Minacce all’ex comandante della Finanza

Scritte contro Soldano vicino alla sua abitazione nelle Marche: ha lavorato tre anni in Valle Peligna
SULMONA. La prima volta qualche mese fa quando, uscendo dalla sua casa di San Benedetto del Tronto, ha trovato diverse scritte minatorie in cui lo minacciavano di morte. All’inizio poteva sembrare un fatto isolato, ma alcuni giorni fa la storia si è ripetuta: sempre sulla pista ciclabile del quartiere e sui piloni di un viadotto sono comparse scritte con lo stesso tenore: “Soldano preparati” e “Soldano sei morto”. A essere preso di mira l’ex comandante della compagnia della Guardia di finanza di Sulmona e San Benedetto del Tronto, il maggiore Aurelio Soldano, attualmente in servizio al Nucleo speciale Pef economia e finanza dell’Aquila.
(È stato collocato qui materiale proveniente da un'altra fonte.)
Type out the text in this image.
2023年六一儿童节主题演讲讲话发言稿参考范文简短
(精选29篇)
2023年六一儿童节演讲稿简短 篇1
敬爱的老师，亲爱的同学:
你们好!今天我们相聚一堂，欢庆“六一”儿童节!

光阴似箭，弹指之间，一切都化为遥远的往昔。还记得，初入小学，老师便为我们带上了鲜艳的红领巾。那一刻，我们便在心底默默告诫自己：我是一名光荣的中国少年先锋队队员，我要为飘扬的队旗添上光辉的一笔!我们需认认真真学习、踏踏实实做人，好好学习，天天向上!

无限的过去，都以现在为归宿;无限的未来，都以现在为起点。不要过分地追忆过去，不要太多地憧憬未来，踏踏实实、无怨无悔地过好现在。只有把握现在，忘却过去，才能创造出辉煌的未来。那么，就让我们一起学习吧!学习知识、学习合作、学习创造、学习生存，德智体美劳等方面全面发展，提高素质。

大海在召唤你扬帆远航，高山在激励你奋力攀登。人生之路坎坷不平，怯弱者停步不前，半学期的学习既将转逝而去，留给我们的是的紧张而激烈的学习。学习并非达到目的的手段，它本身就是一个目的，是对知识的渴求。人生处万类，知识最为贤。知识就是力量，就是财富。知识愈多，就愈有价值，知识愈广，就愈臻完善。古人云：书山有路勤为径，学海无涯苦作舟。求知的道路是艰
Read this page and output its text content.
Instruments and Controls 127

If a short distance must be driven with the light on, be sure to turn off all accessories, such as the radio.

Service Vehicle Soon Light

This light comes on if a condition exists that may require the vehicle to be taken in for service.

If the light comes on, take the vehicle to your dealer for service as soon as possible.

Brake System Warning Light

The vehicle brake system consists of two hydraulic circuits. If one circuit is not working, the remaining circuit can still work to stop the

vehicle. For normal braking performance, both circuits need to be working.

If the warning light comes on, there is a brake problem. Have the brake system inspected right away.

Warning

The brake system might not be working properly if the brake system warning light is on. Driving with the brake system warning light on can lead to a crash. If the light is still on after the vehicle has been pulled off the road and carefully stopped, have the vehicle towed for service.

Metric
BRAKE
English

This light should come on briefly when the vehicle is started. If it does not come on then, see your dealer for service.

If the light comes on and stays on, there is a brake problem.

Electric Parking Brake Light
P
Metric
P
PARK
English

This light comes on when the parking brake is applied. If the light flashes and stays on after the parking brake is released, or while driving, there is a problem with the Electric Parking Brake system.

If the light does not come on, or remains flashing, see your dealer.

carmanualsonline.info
Nella sua carriera l’ufficiale si è occupato di molti casi delicati, ottenendo eccellenti risultati in servizio e l’apprezzamento delle autorità, lasciando un ottimo ricordo anche a Sulmona, città alla quale è rimasto legato. Sempre in prima linea nella lotta alla corruzione e all’evasione fiscale, nel corso degli anni ha assicurato alla giustizia diversi personaggi eccellenti. Soldano è rimasto alla guida della compagnia di Sulmona per tre anni, per poi trasferirsi a San Benedetto del Tronto e Bari, prima di assumere l’incarico all’Aquila. A Sulmona, Soldano si è fatto apprezzare per la sua risolutezza nel perseguire l'evasione fiscale ma anche il contrasto alla diffusione delle sostanze stupefacenti soprattutto nelle scuole. È stato uno dei primi ufficiali della Finanza a prevedere controlli mirati, con l’aiuto delle unità cinofile, all’entrata degli studenti a scuola, ma anche nelle stazioni ferroviarie di Sulmona e nei terminal degli autobus dei pendolari. Un’azione di prevenzione e di controllo che ha portato a scoprire numerosi spacciatori e al recupero di consistenti quantitativi di sostanze stupefacenti. Sulle minacce di morte nei confronti dell’ufficiale è stato aperto un fascicolo, per il momento contro ignoti, da parte della Procura di Ascoli Piceno. (c.l.)